Abb.1: Vom Bundeskartellamt verhängte Bußgelder zwischen 1993 und 2012

Abbildung in dieser Leseprobe nicht enthalten

Quelle: Eigene Darstellung in Anlehnung an Bundeskartellamt, 2012, S. 44

Abbildung 1 zeigt die Geldbußen in Deutschland, die das Bundeskartellamt im Zeitraum zwischen 1993 und 2012 verhängt hat. Es ist zu erkennen, dass diese ab Anfang der 2000er Jahre deutlich ansteigen. Hintergrund dieser Zunahme der Geldbußen liegt vermutlich ebenfalls an der Kronzeugenregelung, die im Jahr 2000 unter der Bezeichnung „Bonusregelung“ auch in Deutschland eingeführt und im Jahr 2002 effektiv überarbeitet wurde. Durch mehr durch Kronzeugen aufgedeckte Kartelle ergeben sich konsequenterweise kumuliert auch mehr Bußgelder für die restlichen, bestraften Kartellteilnehmer.

Aufgrund des großen Erfolgs dieses relativ neuen Instruments soll im Weiteren der Fokus auf der Kronzeugenregelung liegen. Dabei soll speziell unter die Lupe genommen werden, wie sich verschiedene Ausgestaltungsmöglichkeiten dieses Programmes auf die Stabilität eines Kartells auswirken.

Im Rahmen dieser Ausarbeitung sollen in einem ersten Schritt (Kapitel 2) die Grundlagen sowie die Entwicklungen und Unterschiede der europäischen und amerikanischen Kronzeugenregelungen im Kartellrecht verbal erklärt werden. Anschließend werden im dritten Teil der Arbeit die Auswirkungen der Kronzeugenregelung speziell auf die Kartellstabilität untersucht. Hier liegt der Fokus hauptsächlich auf dem „The-winner-takes-it- all“ - Prinzip und der Rädelsführerproblematik, wobei auch ein industrieökonomisches Modell dargestellt wird. Bevor im letzten Kapitel die wettbewerbspolitischen Folgerungen diskutiert werden, wird im vierten Kapitel weiterhin untersucht, wie die Kartellmitglieder auf eine solche Kronzeugenregelung reagieren.
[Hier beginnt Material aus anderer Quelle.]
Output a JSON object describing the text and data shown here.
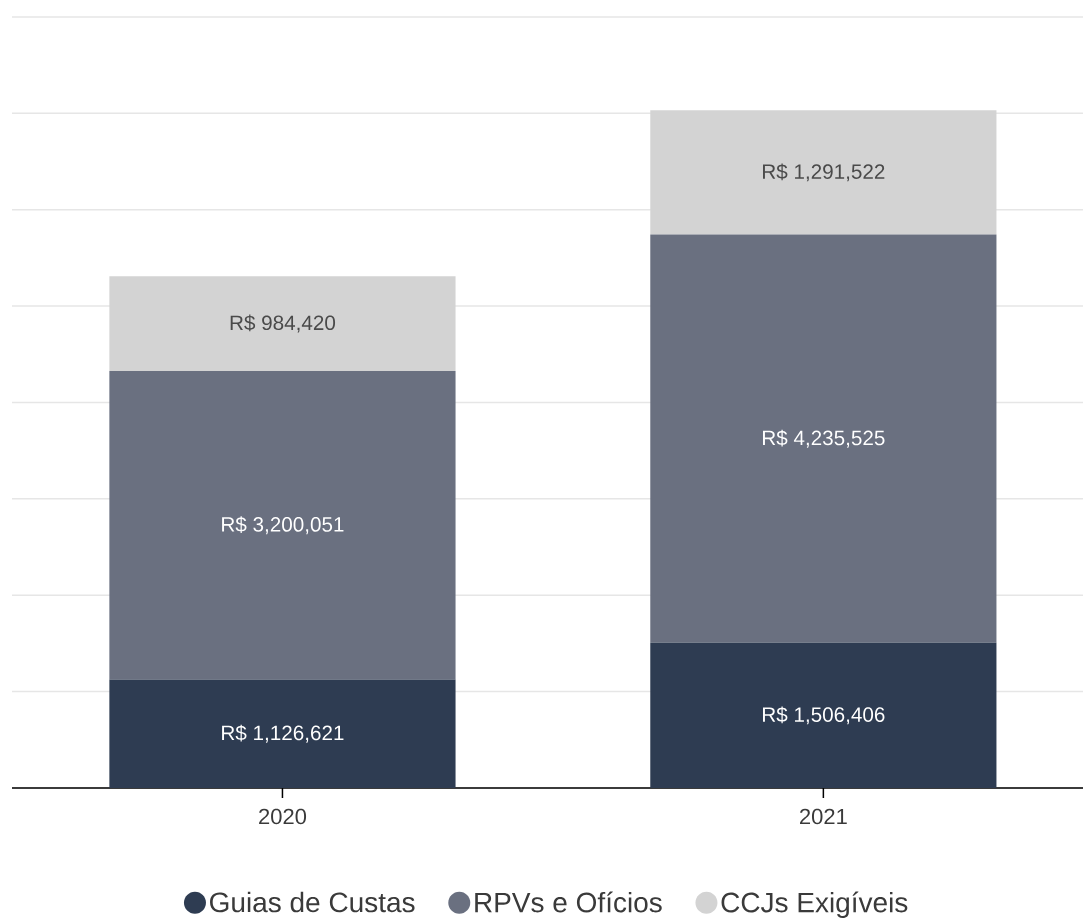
{
  "chart_data": {
    "type": "bar",
    "stacked": true,
    "categories": [
      "2020",
      "2021"
    ],
    "series": [
      {
        "name": "Guias de Custas",
        "color": "#2e3c52",
        "values": [
          1126621,
          1506406
        ],
        "value_labels": [
          "R$ 1,126,621",
          "R$ 1,506,406"
        ]
      },
      {
        "name": "RPVs e Ofícios",
        "color": "#6a7080",
        "values": [
          3200051,
          4235525
        ],
        "value_labels": [
          "R$ 3,200,051",
          "R$ 4,235,525"
        ]
      },
      {
        "name": "CCJs Exigíveis",
        "color": "#d3d3d3",
        "values": [
          984420,
          1291522
        ],
        "value_labels": [
          "R$ 984,420",
          "R$ 1,291,522"
        ]
      }
    ],
    "ylim": [
      0,
      8000000
    ],
    "yticks": [
      {
        "value": 0,
        "label": null
      },
      {
        "value": 1000000,
        "label": null
      },
      {
        "value": 2000000,
        "label": null
      },
      {
        "value": 3000000,
        "label": null
      },
      {
        "value": 4000000,
        "label": null
      },
      {
        "value": 5000000,
        "label": null
      },
      {
        "value": 6000000,
        "label": null
      },
      {
        "value": 7000000,
        "label": null
      },
      {
        "value": 8000000,
        "label": null
      }
    ],
    "grid": "y",
    "legend": "bottom",
    "tick_labels": "x"
  }
}
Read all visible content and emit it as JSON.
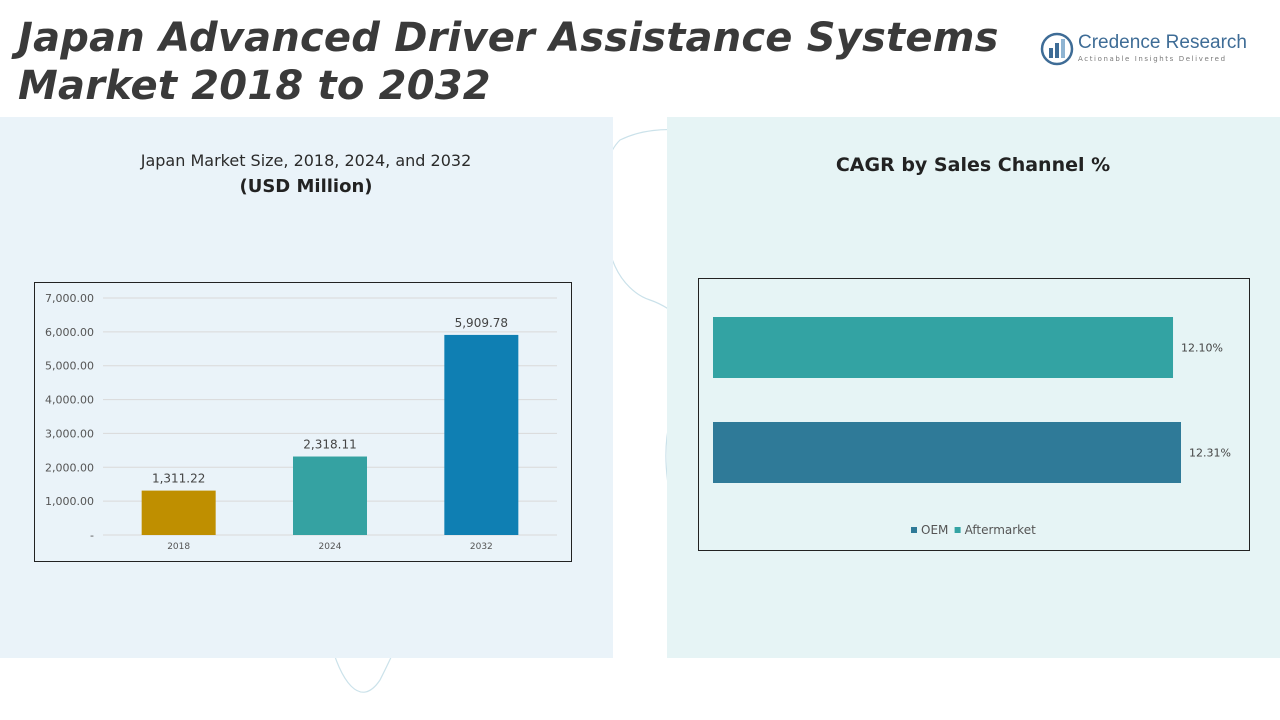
{
  "header": {
    "title_line1": "Japan Advanced Driver Assistance Systems",
    "title_line2": "Market 2018 to 2032"
  },
  "logo": {
    "name": "Credence Research",
    "tagline": "Actionable Insights Delivered",
    "icon": "bar-chart-logo-icon"
  },
  "colors": {
    "panel_left": "#eaf3f9",
    "panel_right": "#e6f4f5",
    "bar_2018": "#bf8f00",
    "bar_2024": "#35a2a2",
    "bar_2032": "#0f7fb3",
    "oem": "#2f7a98",
    "aftermarket": "#33a3a3"
  },
  "chart_data": [
    {
      "type": "bar",
      "title": "Japan Market Size, 2018, 2024, and 2032",
      "subtitle": "(USD Million)",
      "categories": [
        "2018",
        "2024",
        "2032"
      ],
      "values": [
        1311.22,
        2318.11,
        5909.78
      ],
      "value_labels": [
        "1,311.22",
        "2,318.11",
        "5,909.78"
      ],
      "ylim": [
        0,
        7000
      ],
      "yticks": [
        0,
        1000,
        2000,
        3000,
        4000,
        5000,
        6000,
        7000
      ],
      "ytick_labels": [
        "-",
        "1,000.00",
        "2,000.00",
        "3,000.00",
        "4,000.00",
        "5,000.00",
        "6,000.00",
        "7,000.00"
      ],
      "grid": true,
      "legend": "none"
    },
    {
      "type": "bar",
      "orientation": "horizontal",
      "title": "CAGR by Sales Channel %",
      "categories": [
        "Aftermarket",
        "OEM"
      ],
      "values": [
        12.1,
        12.31
      ],
      "value_labels": [
        "12.10%",
        "12.31%"
      ],
      "legend_entries": [
        "OEM",
        "Aftermarket"
      ],
      "legend": "bottom",
      "grid": false
    }
  ]
}
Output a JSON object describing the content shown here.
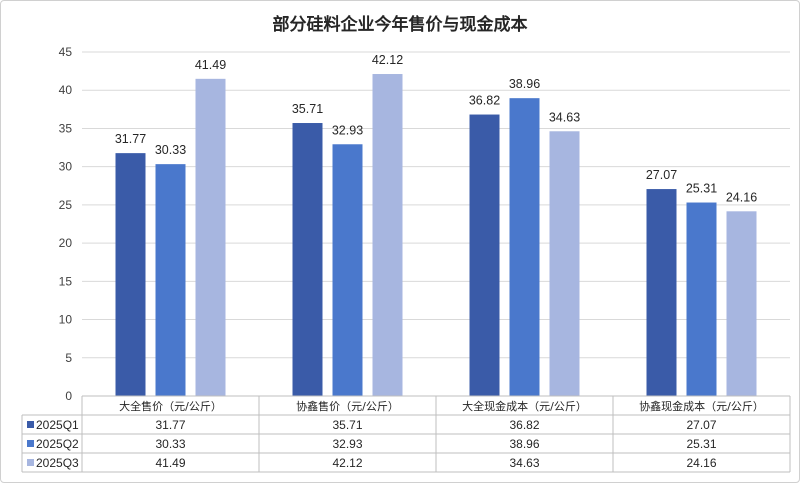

Dabei sollen vor allem das Verhalten zum Markt hin sowie die interne Organisationsstruktur im Zentrum stehen.

2. Die Kronzeugenregelung im Kartellrecht

Das nachfolgende Kapitel soll die zentralen Grundlagen darlegen, die im Bereich der Kartelle von elementarer Bedeutung sind. Dazu gehören vor allem Begrifflichkeiten, die im weiteren Verlauf der Arbeit als Voraussetzung für das Verständnis benötigt werden. Es wird hier bei verbalen Erläuterungen bleiben, da sich der formale Teil in Kapitel 3.2 wiederfindet.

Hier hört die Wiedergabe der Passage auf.